As some of the biggest players in oil market gather in London for International Energy Week — the first time the event has happened in-person for two years — their industry is still grappling with the consequences of the initial pandemic price slump.
Energy supplies are struggling to keep up with a robust economic recovery. Several OPEC+ members, plagued by under-investment and disruptions, aren’t able to revive all of the output they shut down in 2020. Many companies, from U.S. shale drillers to global supermajors, are focused on giving cash to shareholders instead of growing production.
The result is a surge in oil prices that’s feeding an inflationary spike. The situation threatens to derail the global economic recovery and inflict a cost-of-living crisis on millions.
“More crude is required,” Hardy said. With daily demand rising by the end of this year to 1 million or 2 million barrels a day above end-2019 levels, “the whole system is going to be fairly tight.”

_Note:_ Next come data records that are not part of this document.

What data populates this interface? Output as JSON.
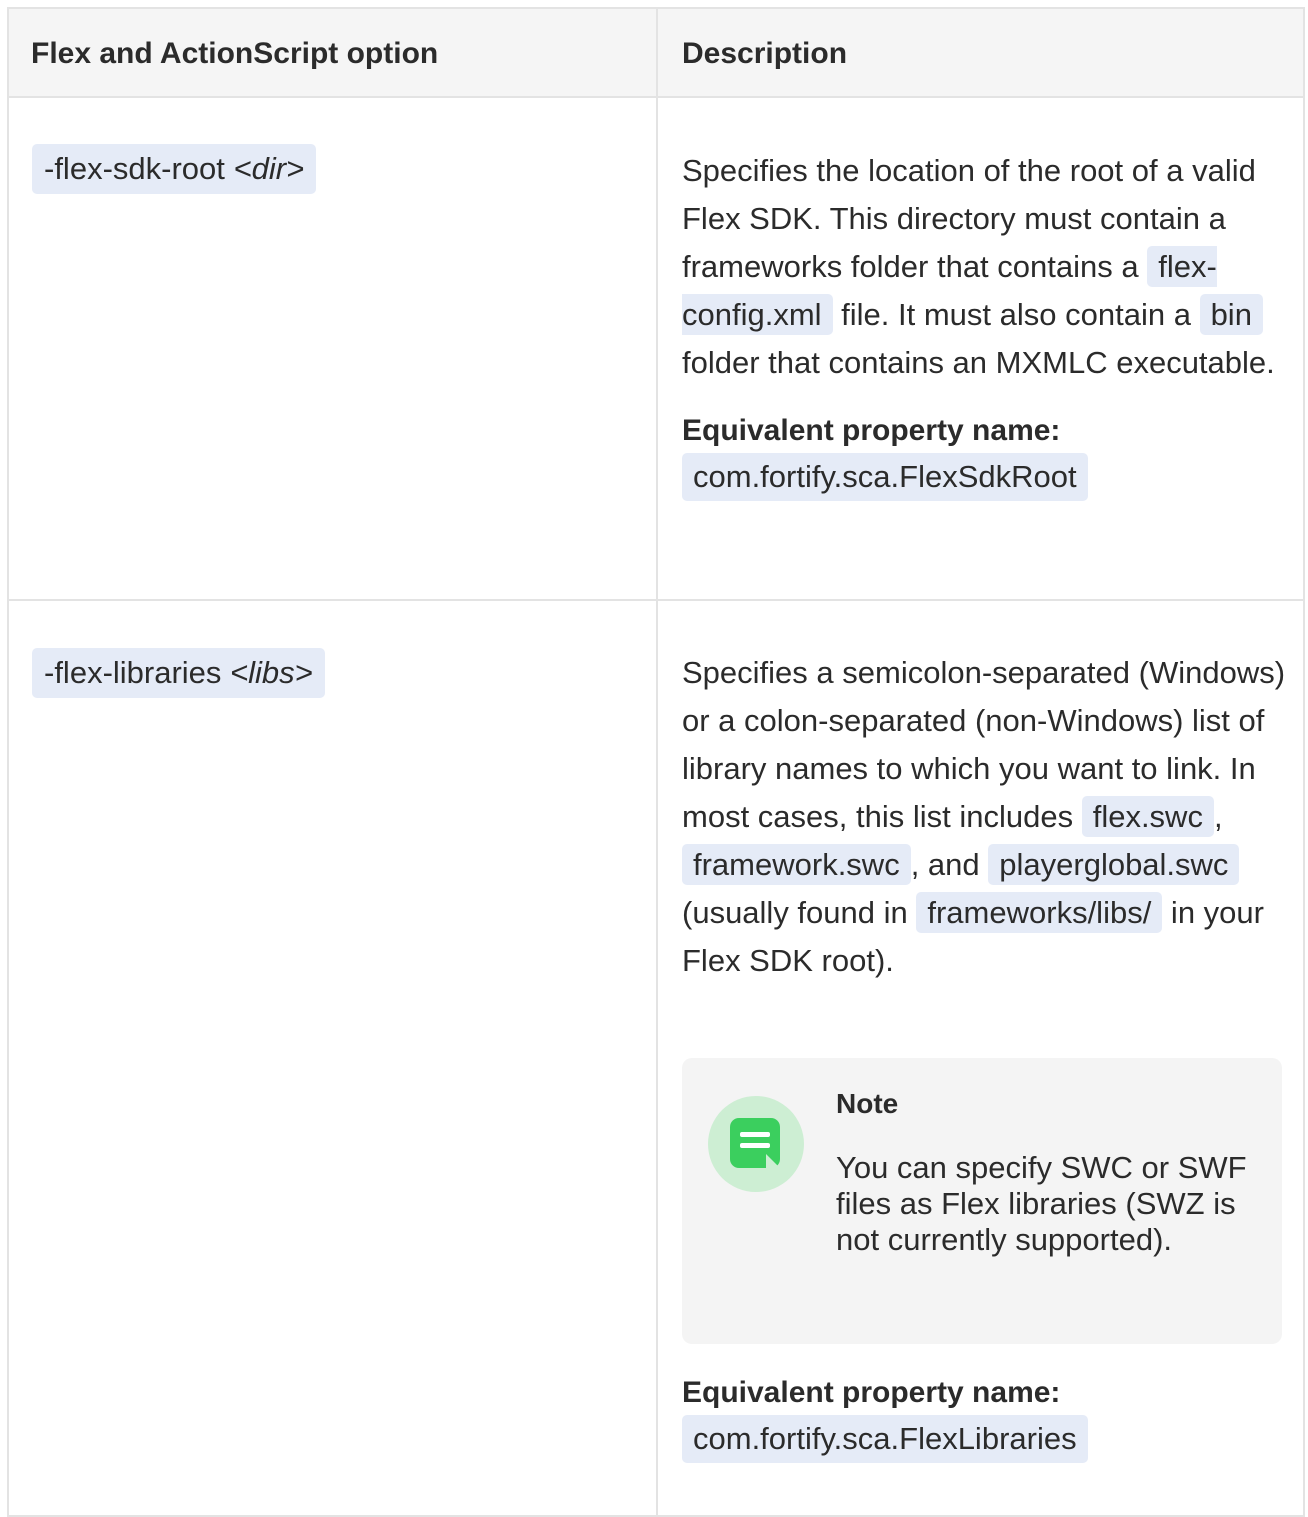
{
  "table": {
    "headers": [
      "Flex and ActionScript option",
      "Description"
    ],
    "rows": [
      {
        "option": "-flex-sdk-root",
        "arg": "<dir>",
        "desc_parts": [
          "Specifies the location of the root of a valid Flex SDK. This directory must contain a frameworks folder that contains a ",
          "flex-config.xml",
          " file. It must also contain a ",
          "bin",
          " folder that contains an MXMLC executable."
        ],
        "equiv_label": "Equivalent property name:",
        "equiv_value": "com.fortify.sca.FlexSdkRoot"
      },
      {
        "option": "-flex-libraries",
        "arg": "<libs>",
        "desc_parts": [
          "Specifies a semicolon-separated (Windows) or a colon-separated (non-Windows) list of library names to which you want to link. In most cases, this list includes ",
          "flex.swc",
          ", ",
          "framework.swc",
          ", and ",
          "playerglobal.swc",
          " (usually found in ",
          "frameworks/libs/",
          " in your Flex SDK root)."
        ],
        "note": {
          "icon": "note-icon",
          "title": "Note",
          "text": "You can specify SWC or SWF files as Flex libraries (SWZ is not currently supported)."
        },
        "equiv_label": "Equivalent property name:",
        "equiv_value": "com.fortify.sca.FlexLibraries"
      }
    ]
  },
  "colors": {
    "code_bg": "#e5ebf7",
    "header_bg": "#f5f5f5",
    "note_bg": "#f4f4f4",
    "note_icon": "#3bcf5e"
  }
}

The tightness of the market is demonstrated by a price structure in oil futures called backwardation — where prices for near-term delivery rise above contracts for later months. This pattern is currently prevalent in crude, diesel, natural gas and coal.

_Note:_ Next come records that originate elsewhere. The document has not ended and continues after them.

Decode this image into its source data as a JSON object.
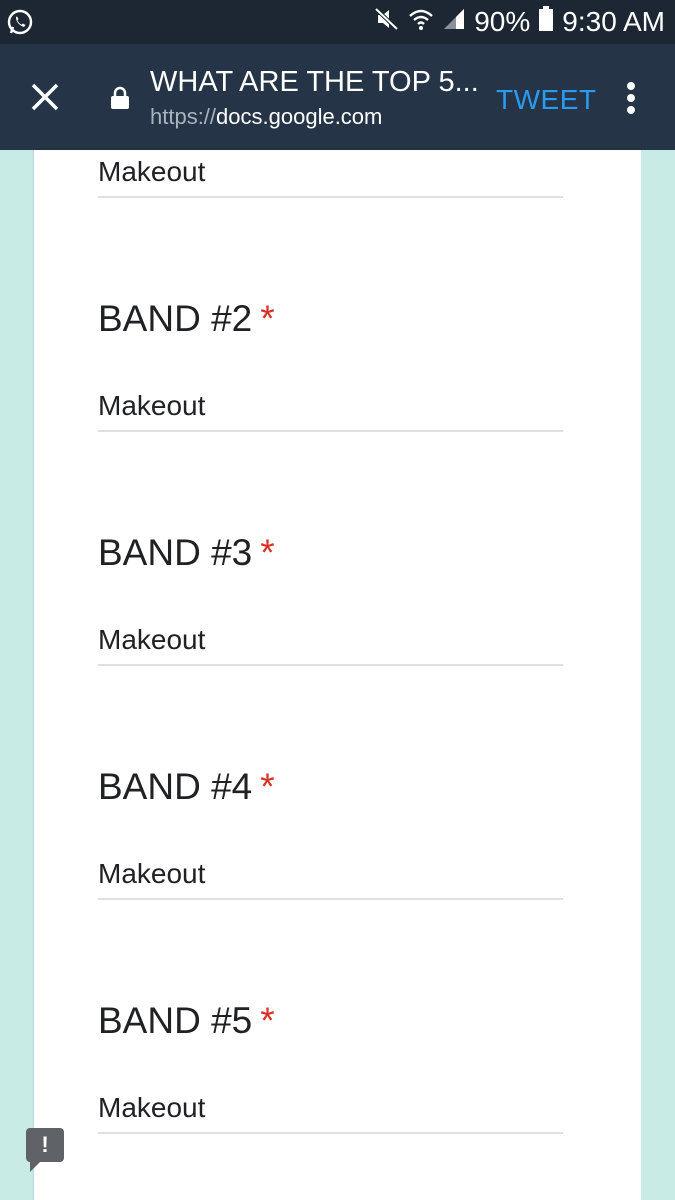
{
  "status_bar": {
    "battery": "90%",
    "time": "9:30 AM"
  },
  "header": {
    "title": "WHAT ARE THE TOP 5...",
    "url_protocol": "https://",
    "url_domain": "docs.google.com",
    "tweet_label": "TWEET"
  },
  "form": {
    "first_answer": "Makeout",
    "questions": [
      {
        "label": "BAND #2",
        "required": "*",
        "answer": "Makeout"
      },
      {
        "label": "BAND #3",
        "required": "*",
        "answer": "Makeout"
      },
      {
        "label": "BAND #4",
        "required": "*",
        "answer": "Makeout"
      },
      {
        "label": "BAND #5",
        "required": "*",
        "answer": "Makeout"
      }
    ]
  },
  "colors": {
    "accent": "#2b9bf0",
    "required": "#d93025",
    "background": "#c8ebe6"
  }
}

“The situation we have today, where all markets are very backward, tells you there’s not much give in the system,” Hardy said. Energy supplies are only arriving “just in time at the moment, which is not a great place to be.”
Patchy Recovery
The recovery in fuel demand is still uneven. In oil products, Vitol sees gasoline consumption in the U.S. down by around 400,000 barrels a day currently, compared with February 2019.
“We still think it’s being affected by work from home,” Hardy said. “People are not driving to the station, they’re not driving to work.” High prices may also be encouraging drivers to use their cars less, he said.

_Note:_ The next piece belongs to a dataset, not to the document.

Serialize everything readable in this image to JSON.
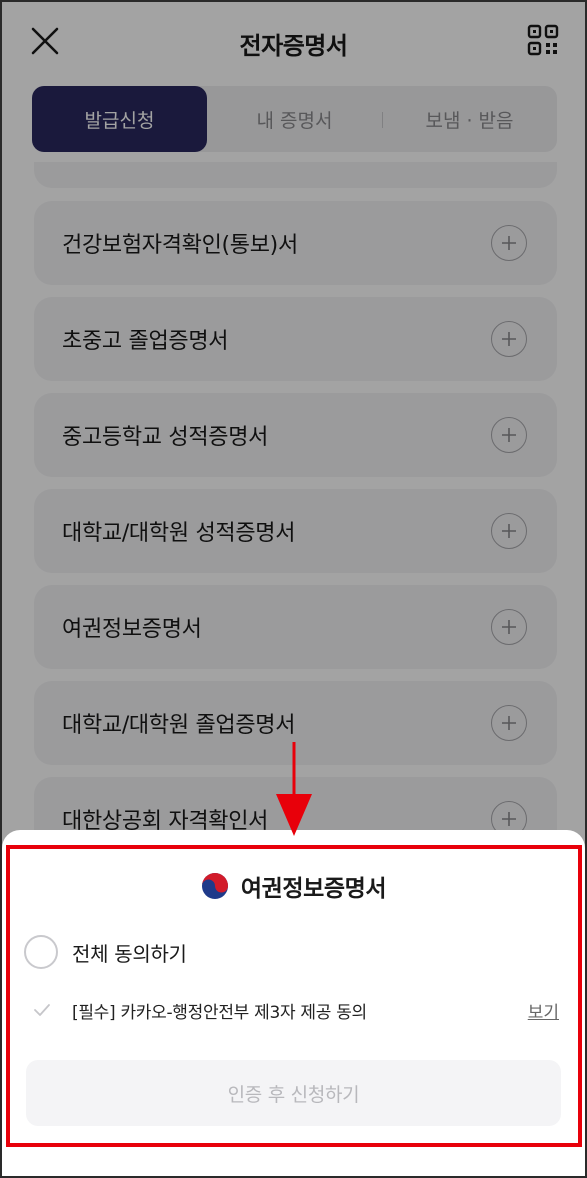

Instead, diesel-powered industrial transportation is fueling demand growth, but jet fuel consumption remains capped by a lack of long-haul flights.
Oil supply is growing, just not as fast as consumers need, Hardy said.
U.S. shale is increasing, but not at the same level it did during the boom years. Capital constraints from drillers and a lack of crew are also holding back production, Hardy said.
OPEC+ is gradually boosting output, and a nuclear deal with the U.S. could allow Iran to pump an extra 1 million barrels a day, but that supply is already factored in for the second half of the year, Hardy said.
“Eventually we’re going to run out of spare capacity,” he said. “That’s what the market is trying to work out — how worried to be about that scenario.”